With respect to David Beckham, assuming it goes through, this changes everything.
I’ve spoken before on soccer in Florida, that vexing thing that heaves in and out of corrupted lungs like a bipolar track star with a smoking habit. Like much of the rest of the state’s professional sports pantheon, it’ll balloon out to sizable proportions before contracting back in like a retreating army. The Fusion still loom large here.
But this? This revelation that LeBron James might attach his name (and maybe even his hefty financial weight) to David Beckham’s MLS-franchise-in-Miami project? It’s a game-changer, scrambling the script and allowing South Florida to legitimately dream of professional soccer with a local icon on board. It may just be dreaming now, but King James just sent the hype machine into a frenzy.
Let me first say that isolated attendance figures for ballyhooed international friendlies mean little to me. So what Miami did or did not draw for a Brazil game or to see Cristiano Ronaldo play with Real Madrid is ancillary to any discussions about an MLS franchise. It’s not germane, and that will never be more obvious than if (when?) Miami drops out of an MLS playoff race by late August and a similarly moribund side comes to town for a mid-afternoon game on a Saturday. Cristiano won’t be there. Will Miami?
The reason why I think LeBron jumbles things strikes at the heart of South Florida professional sports. Above all, it appeals to the average Miami fan’s tendency to strike while the iron is hot and turn away from the turnstiles when it’s not (and college fans, too – have you seen attendance at Hurricanes football games lately?). It’d be unfair to characterize the entire region as a fan base of corporate nonces who only support winners – and even in those cases, that that support is conditional on other factors. (Others are content to go those nine yards, especially where the Heat are concerned). There are some wonderfully committed fans in South Florida, to be sure. But the regional fan stereotype is embedded in the sugar sand for a real reason. It exists in greater numbers than most any other professional market in the country.
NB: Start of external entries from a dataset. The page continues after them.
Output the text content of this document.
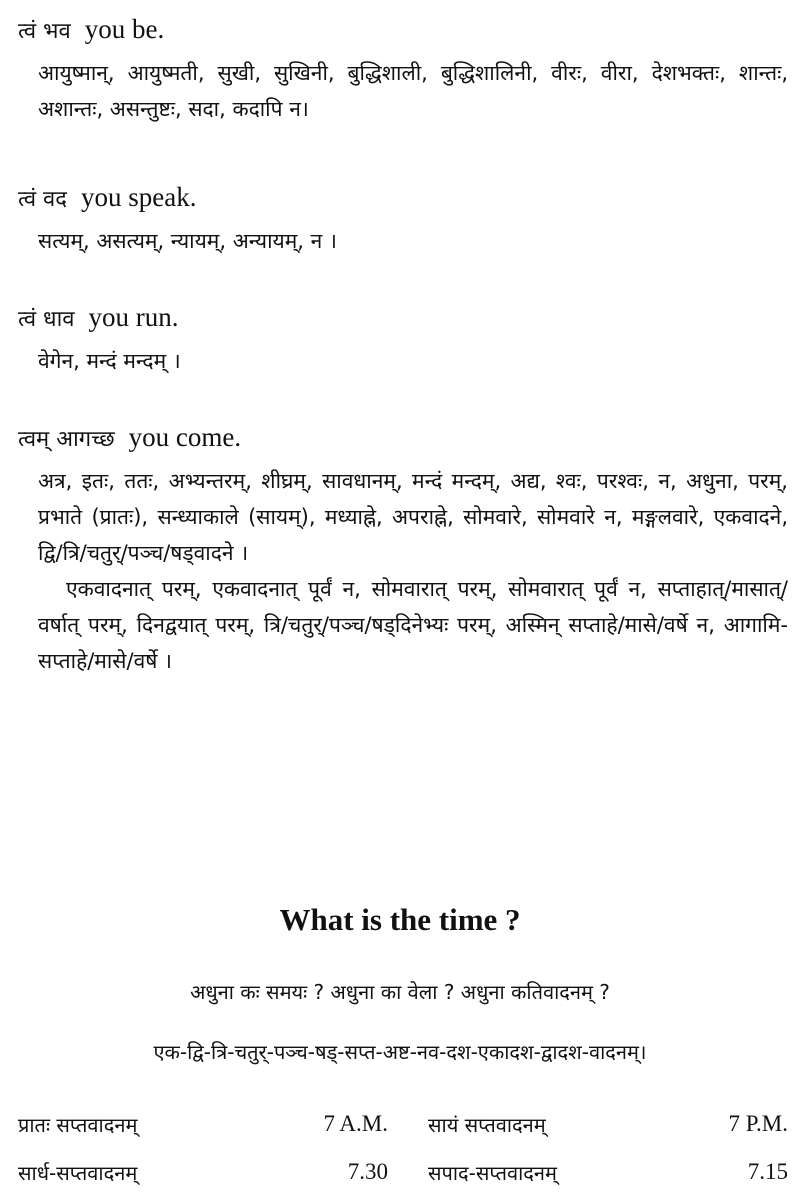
त्वं भव you be.

आयुष्मान्, आयुष्मती, सुखी, सुखिनी, बुद्धिशाली, बुद्धिशालिनी, वीरः, वीरा, देशभक्तः, शान्तः, अशान्तः, असन्तुष्टः, सदा, कदापि न।

त्वं वद you speak.

सत्यम्, असत्यम्, न्यायम्, अन्यायम्, न ।

त्वं धाव you run.

वेगेन, मन्दं मन्दम् ।

त्वम् आगच्छ you come.

अत्र, इतः, ततः, अभ्यन्तरम्, शीघ्रम्, सावधानम्, मन्दं मन्दम्, अद्य, श्वः, परश्वः, न, अधुना, परम्, प्रभाते (प्रातः), सन्ध्याकाले (सायम्), मध्याह्ने, अपराह्ने, सोमवारे, सोमवारे न, मङ्गलवारे, एकवादने, द्वि/त्रि/चतुर्/पञ्च/षड्वादने ।

एकवादनात् परम्, एकवादनात् पूर्वं न, सोमवारात् परम्, सोमवारात् पूर्वं न, सप्ताहात्/मासात्/वर्षात् परम्, दिनद्वयात् परम्, त्रि/चतुर्/पञ्च/षड्दिनेभ्यः परम्, अस्मिन् सप्ताहे/मासे/वर्षे न, आगामि-सप्ताहे/मासे/वर्षे ।

What is the time ?
अधुना कः समयः ? अधुना का वेला ? अधुना कतिवादनम् ?
एक-द्वि-त्रि-चतुर्-पञ्च-षड्-सप्त-अष्ट-नव-दश-एकादश-द्वादश-वादनम्।
प्रातः सप्तवादनम्	7 A.M.		सायं सप्तवादनम्	7 P.M.
सार्ध-सप्तवादनम्	7.30		सपाद-सप्तवादनम्	7.15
What happened to Heat attendance after the team’s 2005-2006 title is instructive here. It’s not soccer, granted, but it’s a good way to take the fan temperature of a region that has already spit out MLS once. The next season, 2006-07, the Heat were a respectable fifth in the NBA in attendance. Then they dropped to eighth. And then a paltry 15th in 2009 and 2010, when the Heat finished 12 games above .500 and fifth in the East to comfortably make the playoffs.
Post-“The Decision?” The Heat haven’t fallen out of the top five again.
It’s a town built on buzz, on excitement, on what-can-you-do-for-me-now. In a lot of ways, it’s the most 21st century of sporting cities, a collective hive mind addled with ADD and bent on hitting on the next big thing. And if the new Miami soccer franchise can build on that shifting sand via LeBron’s “brand,” all the better, honestly. It’s better to acknowledge the unique (and frankly a little unfortunate) sporting situation in Miami and pander to its odd whims than assume it’s like Portland or even Orlando and proceed accordingly.
Beckham is good. Beckham will help sell tickets, help secure a stadium, help with a league discount. But LeBron will help sell a brand. And that matters.